そして、クタクタになった身体にムチを打ち寮に戻ろうとした所、ラザレスとルシウスがいるのを見つけ、こっそりと後をつけてきていた。
「クリスマス休暇にお前もドラコも帰らなかったから、私もナルシッサも寂しかったぞ」
「ごめんね、でもドラコが残ると言うなら僕も残らないといけないだろう?あの子はまだ幼い魔法使いだから、目を離せない」
「それもそうだな……いつもすまない」
「いいんだよ。なんだか昔のルシウスの気持ちが少しわかる気がするんだ。それに今年はこんなに物騒だからね、誰かさんのせいで」
「…………万が一のことを考えて気をつけるんだぞ」
「大丈夫だよ。ドラコは純血、それに僕は……」
全てを言い切る前にルシウスが口元に人差し指を添える。それ以上言うなということだ。
「ここまででいい。早く寮に戻りなさい」
もう少しで校門が見えてくる辺りだった。ルシウスは軽くハグをして「また夏休みにな」と言うと、行ってしまった。

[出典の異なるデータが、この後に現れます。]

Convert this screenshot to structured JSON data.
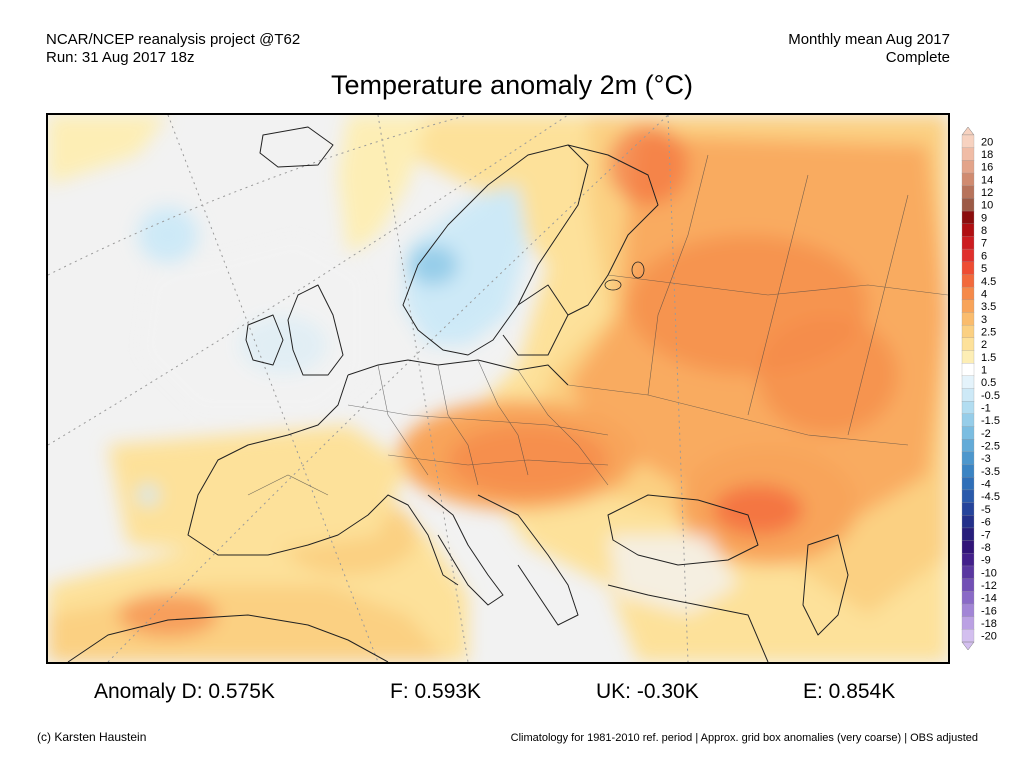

ラザレスもルシウスが見えなくなるまで見送ると来た道を引き返し、寮へと帰る。
終始二人のやり取りを見ていたハリーとロンは、ラザレスの言葉が気になっていた。
「なぁ、ハリー。僕、フローリュアンドブリッツ書店の時からちょっと思ってたんだけど、ラザレスとルシウス・マルフォイって本当に親子のみたい関係なのかな?」
「ラザレスはマルフォイ家の人間じゃないって言ってたけど、あの二人の話を聞く限りなんだか家族というより、友達、……みたいに見えたかな……」
「だよな……」
透明マントを被りながらラザレスと同様に寮へと帰路に着く2人。大量の大きな蜘蛛に追いかけられ、疲労も溜まった彼らに寮に戻ってからラザレスのことについて考える余裕はなく、すぐに眠りに落ちていったのだった。